The agency has identified 20 species of so-called hungry pests that damage trees and plants and are easily spread by humans, according to Samantha Simon, executive director of emergency and domestic programs with the USDA .

Simon says folks in Maryland and West Virginia need to look out for the emerald ash borer beetle, the European gypsy moth and the spotted lanternfly.

"The spotted lanternfly is a hitchhiker, a fantastic hitchhiker, and it can be spread long distances by people, whether it's on people themselves, moving in your vehicles or if it's through items that may contain the egg masses, which they've laid," she points out.

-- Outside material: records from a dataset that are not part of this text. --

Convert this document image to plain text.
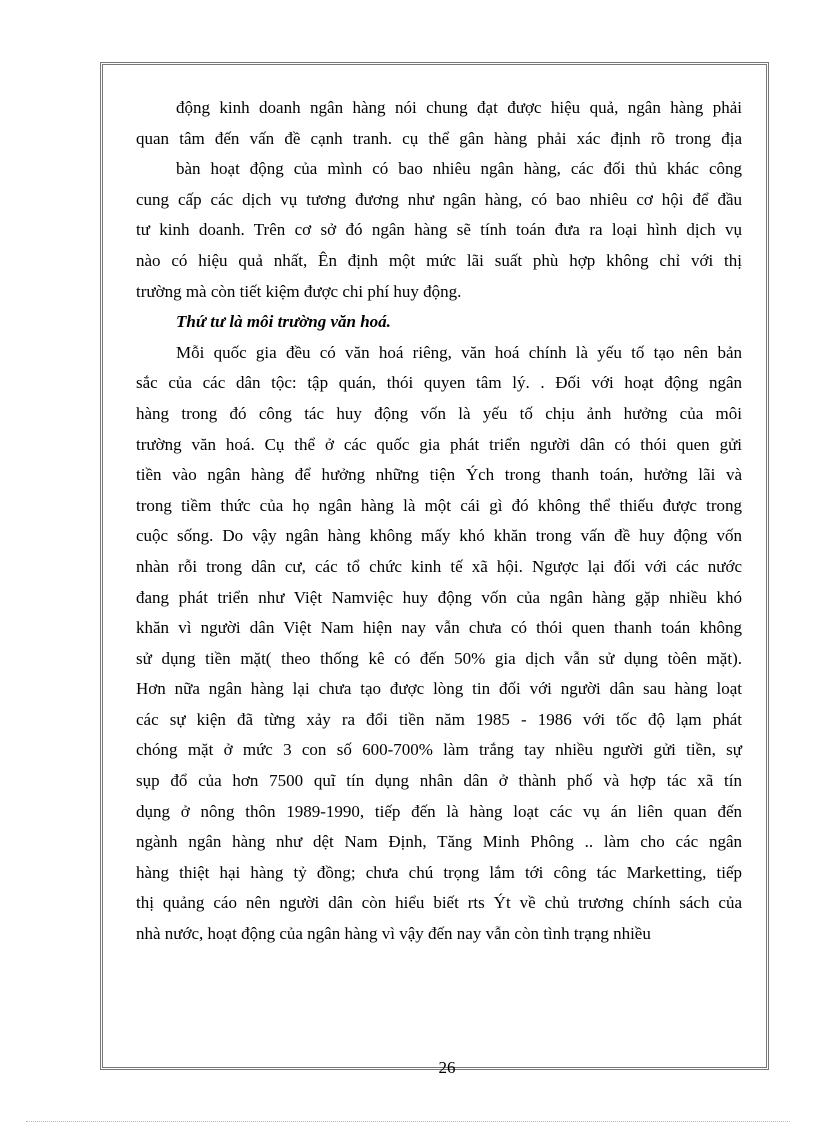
động kinh doanh ngân hàng nói chung đạt được hiệu quả, ngân hàng phải
quan tâm đến vấn đề cạnh tranh. cụ thể gân hàng phải xác định rõ trong địa
bàn hoạt động của mình có bao nhiêu ngân hàng, các đối thủ khác công
cung cấp các dịch vụ tương đương như ngân hàng, có bao nhiêu cơ hội để đầu
tư kinh doanh. Trên cơ sở đó ngân hàng sẽ tính toán đưa ra loại hình dịch vụ
nào có hiệu quả nhất, Ên định một mức lãi suất phù hợp không chỉ với thị
trường mà còn tiết kiệm được chi phí huy động.
Thứ tư là môi trường văn hoá.
Mỗi quốc gia đều có văn hoá riêng, văn hoá chính là yếu tố tạo nên bản
sắc của các dân tộc: tập quán, thói quyen tâm lý. . Đối với hoạt động ngân
hàng trong đó công tác huy động vốn là yếu tố chịu ảnh hưởng của môi
trường văn hoá. Cụ thể ở các quốc gia phát triển người dân có thói quen gửi
tiền vào ngân hàng để hưởng những tiện Ých trong thanh toán, hưởng lãi và
trong tiềm thức của họ ngân hàng là một cái gì đó không thể thiếu được trong
cuộc sống. Do vậy ngân hàng không mấy khó khăn trong vấn đề huy động vốn
nhàn rỗi trong dân cư, các tổ chức kinh tế xã hội. Ngược lại đối với các nước
đang phát triển như Việt Namviệc huy động vốn của ngân hàng gặp nhiều khó
khăn vì người dân Việt Nam hiện nay vẫn chưa có thói quen thanh toán không
sử dụng tiền mặt( theo thống kê có đến 50% gia dịch vẫn sử dụng tòên mặt).
Hơn nữa ngân hàng lại chưa tạo được lòng tin đối với người dân sau hàng loạt
các sự kiện đã từng xảy ra đổi tiền năm 1985 - 1986 với tốc độ lạm phát
chóng mặt ở mức 3 con số 600-700% làm trắng tay nhiều người gửi tiền, sự
sụp đổ của hơn 7500 quĩ tín dụng nhân dân ở thành phố và hợp tác xã tín
dụng ở nông thôn 1989-1990, tiếp đến là hàng loạt các vụ án liên quan đến
ngành ngân hàng như dệt Nam Định, Tăng Minh Phông .. làm cho các ngân
hàng thiệt hại hàng tỷ đồng; chưa chú trọng lắm tới công tác Marketting, tiếp
thị quảng cáo nên người dân còn hiểu biết rts Ýt về chủ trương chính sách của
nhà nước, hoạt động của ngân hàng vì vậy đến nay vẫn còn tình trạng nhiều
26
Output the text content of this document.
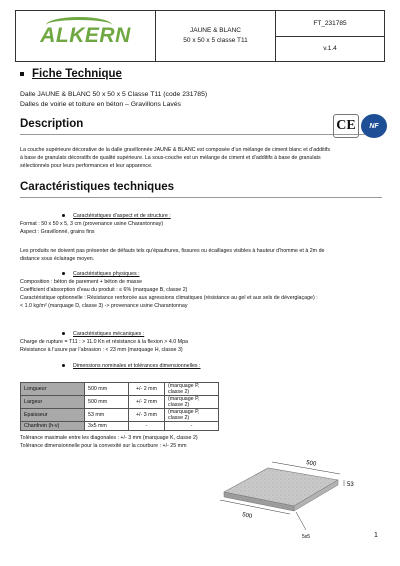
ALKERN	JAUNE & BLANC
50 x 50 x 5 classe T11
FT_231785
v.1.4
Fiche Technique
Dalle JAUNE & BLANC 50 x 50 x 5 Classe T11 (code 231785)
Dalles de voirie et toiture en béton – Gravillons Lavés
Description	CE	NF
La couche supérieure décorative de la dalle gravillonnée JAUNE & BLANC est composée d’un mélange de ciment blanc et d’additifs
à base de granulats décoratifs de qualité supérieure. La sous-couche est un mélange de ciment et d’additifs à base de granulats
sélectionnés pour leurs performances et leur apparence.
Caractéristiques techniques
Caractéristiques d’aspect et de structure :
Format : 50 x 50 x 5, 3 cm (provenance usine Charantonnay)
Aspect : Gravillonné, grains fins
Les produits ne doivent pas présenter de défauts tels qu’épaufrures, fissures ou écaillages visibles à hauteur d’homme et à 2m de
distance sous éclairage moyen.
Caractéristiques physiques :
Composition : béton de parement + béton de masse
Coefficient d’absorption d’eau du produit : ≤ 6% (marquage B, classe 2)
Caractéristique optionnelle : Résistance renforcée aux agressions climatiques (résistance au gel et aux sels de déverglaçage) :
< 1.0 kg/m² (marquage D, classe 3) -> provenance usine Charantonnay
Caractéristiques mécaniques :
Charge de rupture = T11 : > 11.0 Kn et résistance à la flexion > 4.0 Mpa
Résistance à l’usure par l’abrasion : < 23 mm (marquage H, classe 3)
Dimensions nominales et tolérances dimensionnelles :
Longueur	500 mm	+/- 2 mm	(marquage P, classe 2)
Largeur	500 mm	+/- 2 mm	(marquage P, classe 2)
Epaisseur	53 mm	+/- 3 mm	(marquage P, classe 2)
Chanfrein (h-v)	3x5 mm	-	-
Tolérance maximale entre les diagonales : +/- 3 mm (marquage K, classe 2)
Tolérance dimensionnelle pour la convexité sur la courbure : +/- 25 mm
500
53
500
5x5	1
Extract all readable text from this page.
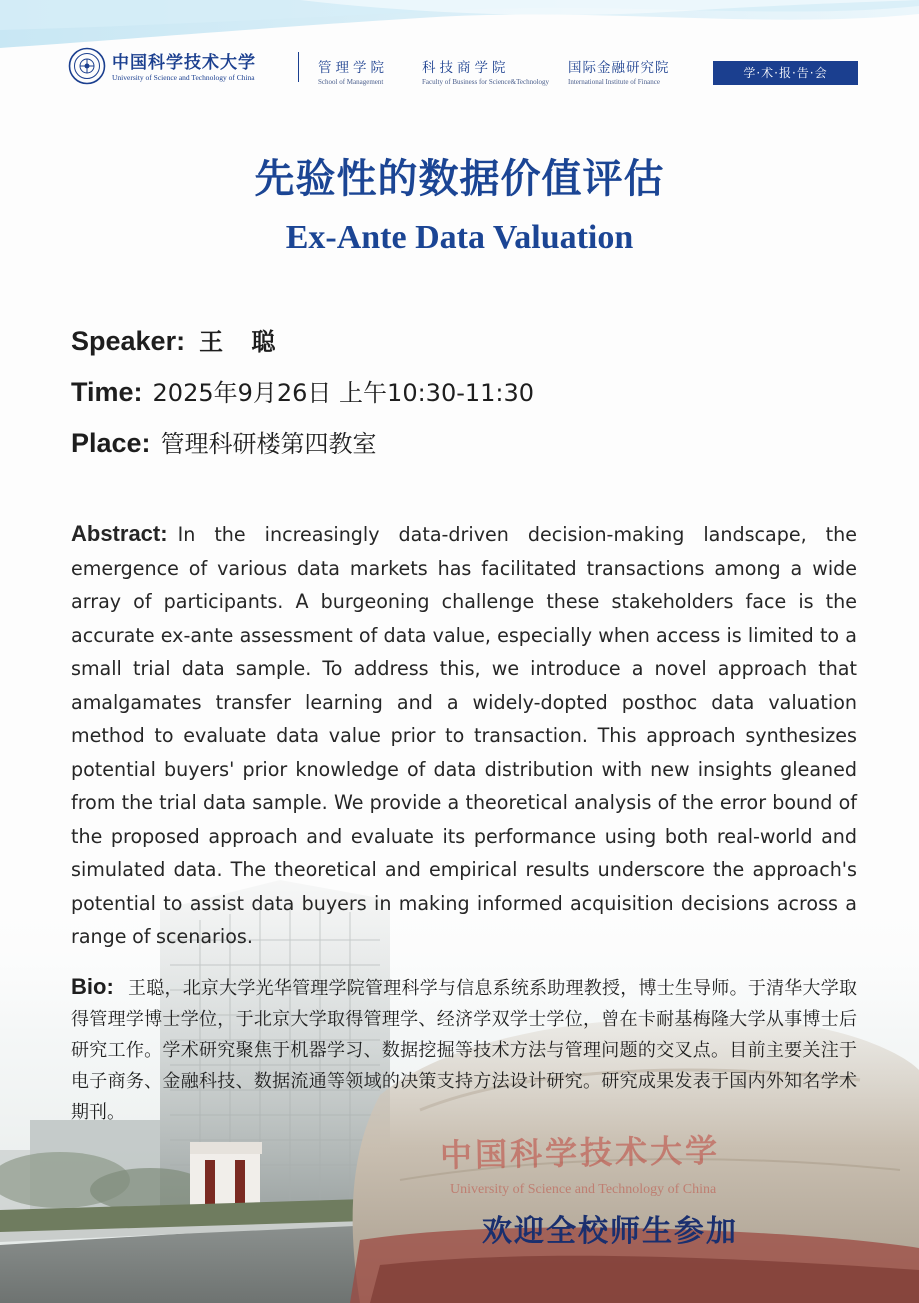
中国科学技术大学
University of Science and Technology of China
管理学院
School of Management
科技商学院
Faculty of Business for Science&Technology
国际金融研究院
International Institute of Finance
学·术·报·告·会
先验性的数据价值评估
Ex-Ante Data Valuation
Speaker: 王 聪
Time: 2025年9月26日 上午10:30-11:30
Place: 管理科研楼第四教室
Abstract: In the increasingly data-driven decision-making landscape, the emergence of various data markets has facilitated transactions among a wide array of participants. A burgeoning challenge these stakeholders face is the accurate ex-ante assessment of data value, especially when access is limited to a small trial data sample. To address this, we introduce a novel approach that amalgamates transfer learning and a widely-dopted posthoc data valuation method to evaluate data value prior to transaction. This approach synthesizes potential buyers' prior knowledge of data distribution with new insights gleaned from the trial data sample. We provide a theoretical analysis of the error bound of the proposed approach and evaluate its performance using both real-world and simulated data. The theoretical and empirical results underscore the approach's potential to assist data buyers in making informed acquisition decisions across a range of scenarios.
Bio: 王聪，北京大学光华管理学院管理科学与信息系统系助理教授，博士生导师。于清华大学取得管理学博士学位，于北京大学取得管理学、经济学双学士学位，曾在卡耐基梅隆大学从事博士后研究工作。学术研究聚焦于机器学习、数据挖掘等技术方法与管理问题的交叉点。目前主要关注于电子商务、金融科技、数据流通等领域的决策支持方法设计研究。研究成果发表于国内外知名学术期刊。
中国科学技术大学
University of Science and Technology of China
欢迎全校师生参加
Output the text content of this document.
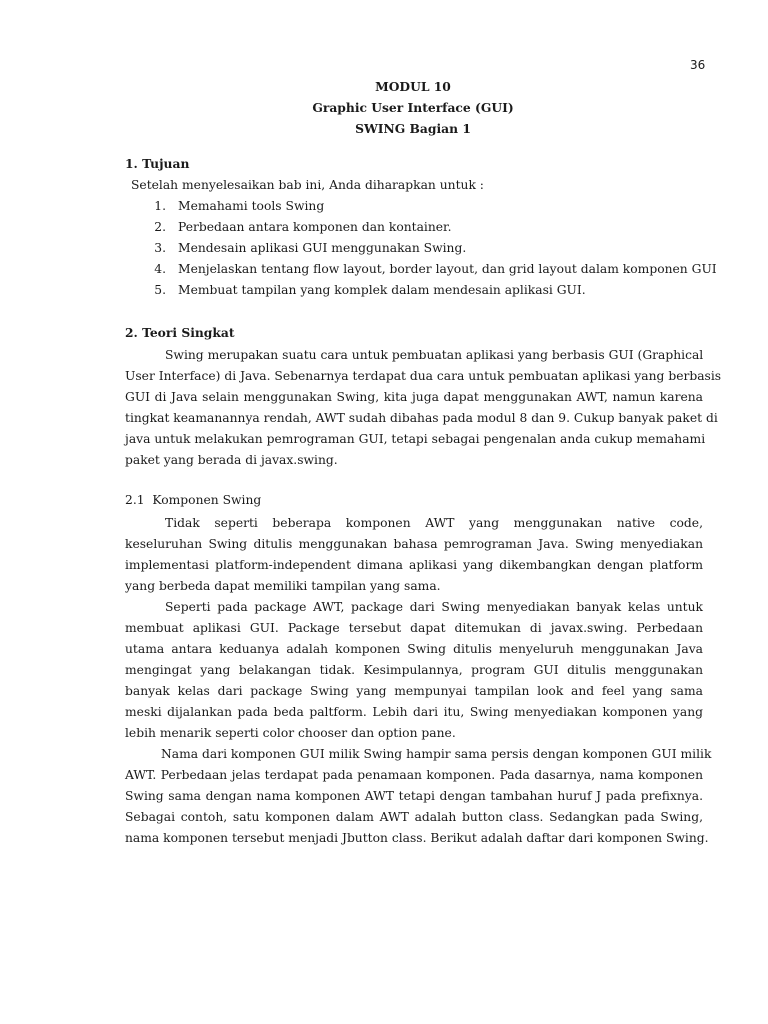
36
MODUL 10
Graphic User Interface (GUI)
SWING Bagian 1
1. Tujuan
Setelah menyelesaikan bab ini, Anda diharapkan untuk :
1. Memahami tools Swing
2. Perbedaan antara komponen dan kontainer.
3. Mendesain aplikasi GUI menggunakan Swing.
4. Menjelaskan tentang flow layout, border layout, dan grid layout dalam komponen GUI
5. Membuat tampilan yang komplek dalam mendesain aplikasi GUI.
2. Teori Singkat
Swing merupakan suatu cara untuk pembuatan aplikasi yang berbasis GUI (Graphical
User Interface) di Java. Sebenarnya terdapat dua cara untuk pembuatan aplikasi yang berbasis
GUI di Java selain menggunakan Swing, kita juga dapat menggunakan AWT, namun karena
tingkat keamanannya rendah, AWT sudah dibahas pada modul 8 dan 9. Cukup banyak paket di
java untuk melakukan pemrograman GUI, tetapi sebagai pengenalan anda cukup memahami
paket yang berada di javax.swing.
2.1  Komponen Swing
Tidak seperti beberapa komponen AWT yang menggunakan native code,
keseluruhan Swing ditulis menggunakan bahasa pemrograman Java. Swing menyediakan
implementasi platform-independent dimana aplikasi yang dikembangkan dengan platform
yang berbeda dapat memiliki tampilan yang sama.
Seperti pada package AWT, package dari Swing menyediakan banyak kelas untuk
membuat aplikasi GUI. Package tersebut dapat ditemukan di javax.swing. Perbedaan
utama antara keduanya adalah komponen Swing ditulis menyeluruh menggunakan Java
mengingat yang belakangan tidak. Kesimpulannya, program GUI ditulis menggunakan
banyak kelas dari package Swing yang mempunyai tampilan look and feel yang sama
meski dijalankan pada beda paltform. Lebih dari itu, Swing menyediakan komponen yang
lebih menarik seperti color chooser dan option pane.
Nama dari komponen GUI milik Swing hampir sama persis dengan komponen GUI milik
AWT. Perbedaan jelas terdapat pada penamaan komponen. Pada dasarnya, nama komponen
Swing sama dengan nama komponen AWT tetapi dengan tambahan huruf J pada prefixnya.
Sebagai contoh, satu komponen dalam AWT adalah button class. Sedangkan pada Swing,
nama komponen tersebut menjadi Jbutton class. Berikut adalah daftar dari komponen Swing.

Simon advises checking any outdoor furniture for evidence of pests, and inspecting trees for unusual foliage or if you notice that their leaves aren't thriving. If you suspect something's wrong, visit the USDA's Hungry Pests website for more information.

The United Nations has declared 2020 the International Year of Plant Health to raise awareness about the devastating impact that invasive pests have on the world's environment, food security and economy.

Simon stresses it's an unprecedented global effort.

"Each year, the U.N. estimates that we have about a 40% loss in our food crops due to invasive pets," she states. "And so, we want to highlight the issue, and we want to make sure that people understand that they play an important role in preventing the spread of invasive pests."

Simon points out that destructive insects and plant diseases cost the U.S. an estimated $40 billion each year in damages to trees, crops and other plants.